Here are three options for the General Assembly to consider right away.
1. Stop the scheduled rate reductions in January 2019.
The personal income tax rate is scheduled to drop from 5.499 to 5.25 percent and the corporate income
tax rate from 3 to 2.5 percent in 2019. Stopping the scheduled rate reductions alone will mean $900 million in currently collected state revenue will stay available for investments in education and infrastructure.
2. Return the corporate income tax rate to 5 percent from its current 3 percent level, which is still below its pre-2013 rate of 6.9 percent.
This rate would be in line with neighboring states and would mean $399 million in annual revenue. Very few businesses pay the full corporate income tax because of how they are organized and the availability of various loopholes and tax breaks.
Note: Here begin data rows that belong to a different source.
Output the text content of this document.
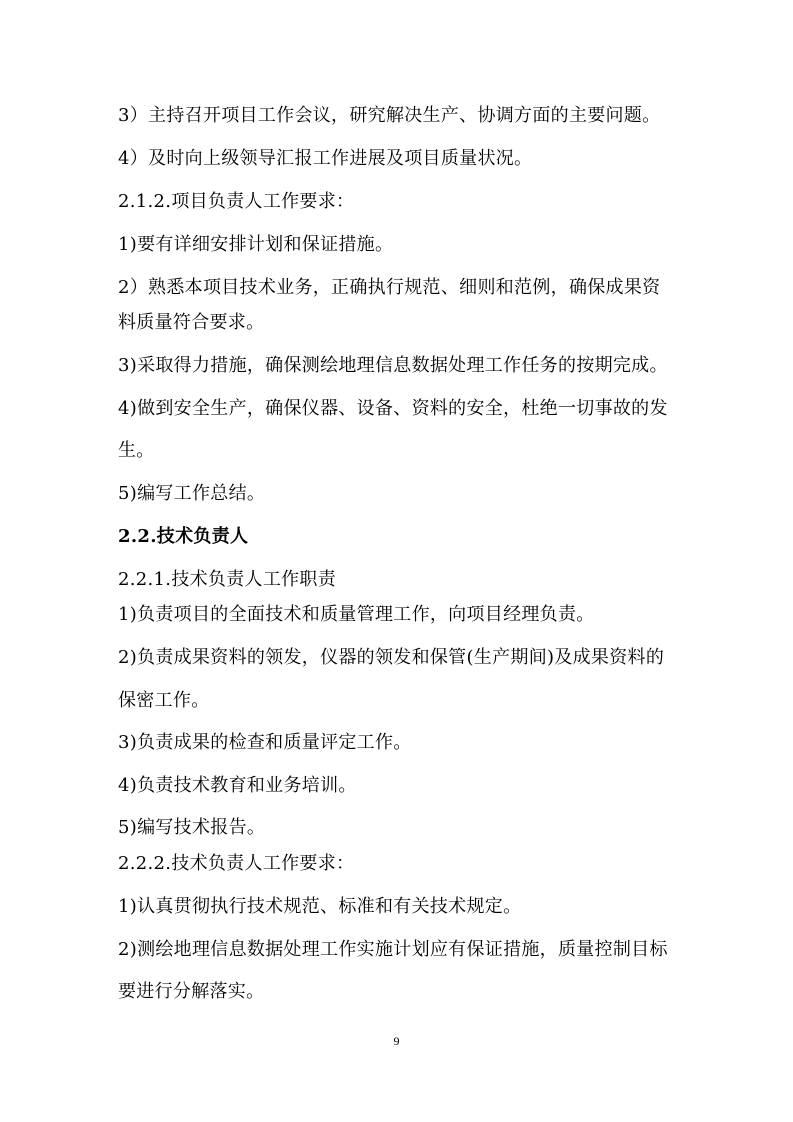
3）主持召开项目工作会议，研究解决生产、协调方面的主要问题。
4）及时向上级领导汇报工作进展及项目质量状况。
2.1.2.项目负责人工作要求：
1)要有详细安排计划和保证措施。
2）熟悉本项目技术业务，正确执行规范、细则和范例，确保成果资
料质量符合要求。
3)采取得力措施，确保测绘地理信息数据处理工作任务的按期完成。
4)做到安全生产，确保仪器、设备、资料的安全，杜绝一切事故的发
生。
5)编写工作总结。
2.2.技术负责人
2.2.1.技术负责人工作职责
1)负责项目的全面技术和质量管理工作，向项目经理负责。
2)负责成果资料的领发，仪器的领发和保管(生产期间)及成果资料的
保密工作。
3)负责成果的检查和质量评定工作。
4)负责技术教育和业务培训。
5)编写技术报告。
2.2.2.技术负责人工作要求：
1)认真贯彻执行技术规范、标准和有关技术规定。
2)测绘地理信息数据处理工作实施计划应有保证措施，质量控制目标
要进行分解落实。
9
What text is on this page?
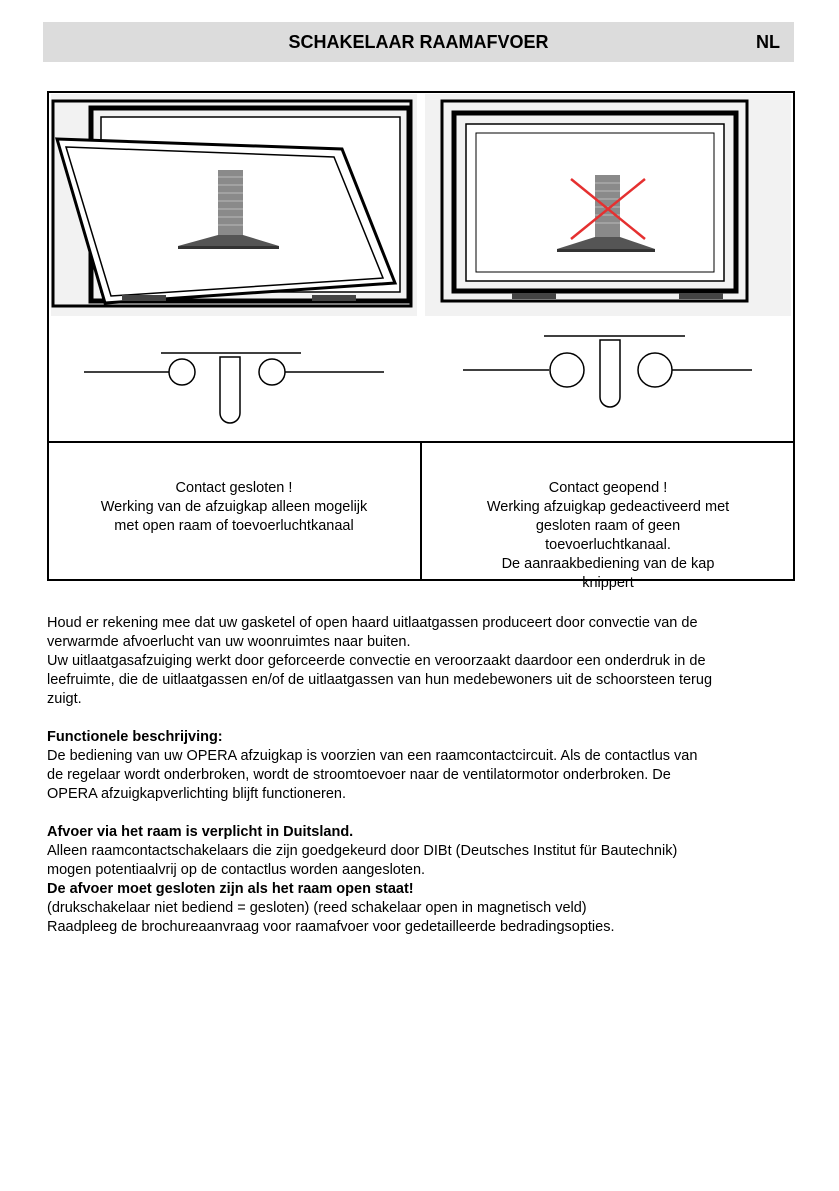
SCHAKELAAR RAAMAFVOER	NL
Contact gesloten !
Werking van de afzuigkap alleen mogelijk
met open raam of toevoerluchtkanaal
Contact geopend !
Werking afzuigkap gedeactiveerd met
gesloten raam of geen
toevoerluchtkanaal.
De aanraakbediening van de kap
knippert

Houd er rekening mee dat uw gasketel of open haard uitlaatgassen produceert door convectie van de

verwarmde afvoerlucht van uw woonruimtes naar buiten.

Uw uitlaatgasafzuiging werkt door geforceerde convectie en veroorzaakt daardoor een onderdruk in de

leefruimte, die de uitlaatgassen en/of de uitlaatgassen van hun medebewoners uit de schoorsteen terug

zuigt.

Functionele beschrijving:

De bediening van uw OPERA afzuigkap is voorzien van een raamcontactcircuit. Als de contactlus van

de regelaar wordt onderbroken, wordt de stroomtoevoer naar de ventilatormotor onderbroken. De

OPERA afzuigkapverlichting blijft functioneren.

Afvoer via het raam is verplicht in Duitsland.

Alleen raamcontactschakelaars die zijn goedgekeurd door DIBt (Deutsches Institut für Bautechnik)

mogen potentiaalvrij op de contactlus worden aangesloten.

De afvoer moet gesloten zijn als het raam open staat!

(drukschakelaar niet bediend = gesloten) (reed schakelaar open in magnetisch veld)

Raadpleeg de brochureaanvraag voor raamafvoer voor gedetailleerde bedradingsopties.
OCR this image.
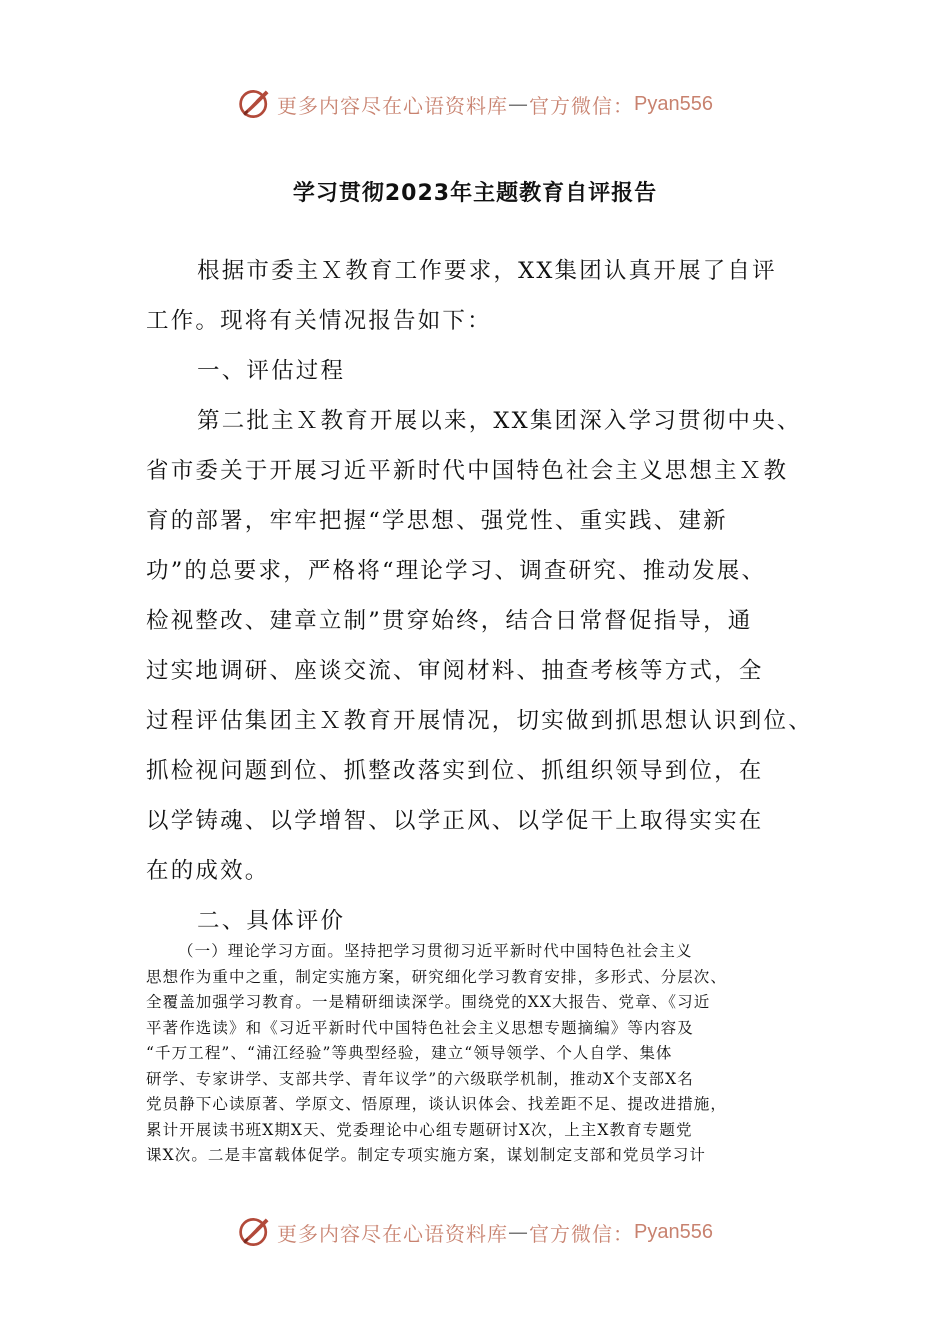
更多内容尽在心语资料库 — 官方微信： Pyan556
学习贯彻2023年主题教育自评报告
根据市委主Ｘ教育工作要求，XX集团认真开展了自评
工作。现将有关情况报告如下：
一、评估过程
第二批主Ｘ教育开展以来，XX集团深入学习贯彻中央、
省市委关于开展习近平新时代中国特色社会主义思想主Ｘ教
育的部署，牢牢把握“学思想、强党性、重实践、建新
功”的总要求，严格将“理论学习、调查研究、推动发展、
检视整改、建章立制”贯穿始终，结合日常督促指导，通
过实地调研、座谈交流、审阅材料、抽查考核等方式，全
过程评估集团主Ｘ教育开展情况，切实做到抓思想认识到位、
抓检视问题到位、抓整改落实到位、抓组织领导到位，在
以学铸魂、以学增智、以学正风、以学促干上取得实实在
在的成效。
二、具体评价
（一）理论学习方面。坚持把学习贯彻习近平新时代中国特色社会主义
思想作为重中之重，制定实施方案，研究细化学习教育安排，多形式、分层次、
全覆盖加强学习教育。一是精研细读深学。围绕党的XX大报告、党章、《习近
平著作选读》和《习近平新时代中国特色社会主义思想专题摘编》等内容及
“千万工程”、“浦江经验”等典型经验，建立“领导领学、个人自学、集体
研学、专家讲学、支部共学、青年议学”的六级联学机制，推动X个支部X名
党员静下心读原著、学原文、悟原理，谈认识体会、找差距不足、提改进措施，
累计开展读书班X期X天、党委理论中心组专题研讨X次，上主X教育专题党
课X次。二是丰富载体促学。制定专项实施方案，谋划制定支部和党员学习计
更多内容尽在心语资料库 — 官方微信： Pyan556
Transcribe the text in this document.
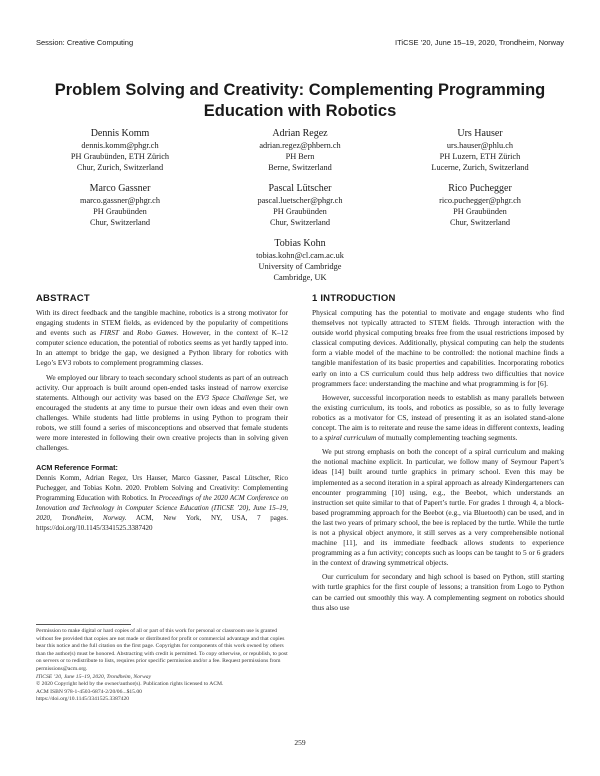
Session: Creative Computing	ITiCSE ’20, June 15–19, 2020, Trondheim, Norway
Problem Solving and Creativity: Complementing Programming
Education with Robotics
Dennis Komm
dennis.komm@phgr.ch
PH Graubünden, ETH Zürich
Chur, Zurich, Switzerland
Adrian Regez
adrian.regez@phbern.ch
PH Bern
Berne, Switzerland
Urs Hauser
urs.hauser@phlu.ch
PH Luzern, ETH Zürich
Lucerne, Zurich, Switzerland
Marco Gassner
marco.gassner@phgr.ch
PH Graubünden
Chur, Switzerland
Pascal Lütscher
pascal.luetscher@phgr.ch
PH Graubünden
Chur, Switzerland
Rico Puchegger
rico.puchegger@phgr.ch
PH Graubünden
Chur, Switzerland
Tobias Kohn
tobias.kohn@cl.cam.ac.uk
University of Cambridge
Cambridge, UK
ABSTRACT

With its direct feedback and the tangible machine, robotics is a strong motivator for engaging students in STEM fields, as evidenced by the popularity of competitions and events such as FIRST and Robo Games. However, in the context of K–12 computer science education, the potential of robotics seems as yet hardly tapped into. In an attempt to bridge the gap, we designed a Python library for robotics with Lego’s EV3 robots to complement programming classes.

We employed our library to teach secondary school students as part of an outreach activity. Our approach is built around open-ended tasks instead of narrow exercise statements. Although our activity was based on the EV3 Space Challenge Set, we encouraged the students at any time to pursue their own ideas and even their own challenges. While students had little problems in using Python to program their robots, we still found a series of misconceptions and observed that female students were more interested in following their own creative projects than in solving given challenges.

ACM Reference Format:
Dennis Komm, Adrian Regez, Urs Hauser, Marco Gassner, Pascal Lütscher, Rico Puchegger, and Tobias Kohn. 2020. Problem Solving and Creativity: Complementing Programming Education with Robotics. In Proceedings of the 2020 ACM Conference on Innovation and Technology in Computer Science Education (ITiCSE ’20), June 15–19, 2020, Trondheim, Norway. ACM, New York, NY, USA, 7 pages. https://doi.org/10.1145/3341525.3387420
Permission to make digital or hard copies of all or part of this work for personal or classroom use is granted without fee provided that copies are not made or distributed for profit or commercial advantage and that copies bear this notice and the full citation on the first page. Copyrights for components of this work owned by others than the author(s) must be honored. Abstracting with credit is permitted. To copy otherwise, or republish, to post on servers or to redistribute to lists, requires prior specific permission and/or a fee. Request permissions from permissions@acm.org.
ITiCSE ’20, June 15–19, 2020, Trondheim, Norway
© 2020 Copyright held by the owner/author(s). Publication rights licensed to ACM.
ACM ISBN 978-1-4503-6874-2/20/06...$15.00
https://doi.org/10.1145/3341525.3387420
1 INTRODUCTION

Physical computing has the potential to motivate and engage students who find themselves not typically attracted to STEM fields. Through interaction with the outside world physical computing breaks free from the usual restrictions imposed by classical computing devices. Additionally, physical computing can help the students form a viable model of the machine to be controlled: the notional machine finds a tangible manifestation of its basic properties and capabilities. Incorporating robotics early on into a CS curriculum could thus help address two difficulties that novice programmers face: understanding the machine and what programming is for [6].

However, successful incorporation needs to establish as many parallels between the existing curriculum, its tools, and robotics as possible, so as to fully leverage robotics as a motivator for CS, instead of presenting it as an isolated stand-alone concept. The aim is to reiterate and reuse the same ideas in different contexts, leading to a spiral curriculum of mutually complementing teaching segments.

We put strong emphasis on both the concept of a spiral curriculum and making the notional machine explicit. In particular, we follow many of Seymour Papert’s ideas [14] built around turtle graphics in primary school. Even this may be implemented as a second iteration in a spiral approach as already Kindergarteners can encounter programming [10] using, e.g., the Beebot, which understands an instruction set quite similar to that of Papert’s turtle. For grades 1 through 4, a block-based programming approach for the Beebot (e.g., via Bluetooth) can be used, and in the last two years of primary school, the bee is replaced by the turtle. While the turtle is not a physical object anymore, it still serves as a very comprehensible notional machine [11], and its immediate feedback allows students to experience programming as a fun activity; concepts such as loops can be taught to 5 or 6 graders in the context of drawing symmetrical objects.

Our curriculum for secondary and high school is based on Python, still starting with turtle graphics for the first couple of lessons; a transition from Logo to Python can be carried out smoothly this way. A complementing segment on robotics should thus also use

259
In light of the federal tax plan, which cut the federal income tax rate from 35 to 21 percent, the state’s half percentage point of a rate reduction is better spent on investments proven to strengthen economic outcomes and wellbeing.
3. Establish a graduated rate structure for the personal income tax.
By adding two top brackets for taxpayers in the top 1 percent with a rate of 6.499 percent on income above
$500,000 and a rate of 7.499 percent on income above $1 million, North Carolina could align its tax code with ability to pay and ensure that the concentration of income growth at the top is being driven into broad-based benefits for both the wealthy and everyday North Carolinians.
This rate structure for the wealthiest taxpayers, in combination with maintaining the 5.499 percent on income below $500,000 and the standard deduction move to $20,000, would address in part the upside-down nature of the state’s tax code that has been made worse with a flat income tax rate. In addition, establishing a tax credit for working taxpayers with children who earn low-incomes would further ensure that these families aren’t carrying a heavier tax load and benefit from a policy design that boosts workforce participation, children’s developmental outcomes and lifetime earnings. Together, this would provide $208 million. 5 Over time, a graduated rate structure is better positioned to keep up with the state’s income growth and helps
address the state’s upside-down tax code that asks more of middle and low-income taxpayers.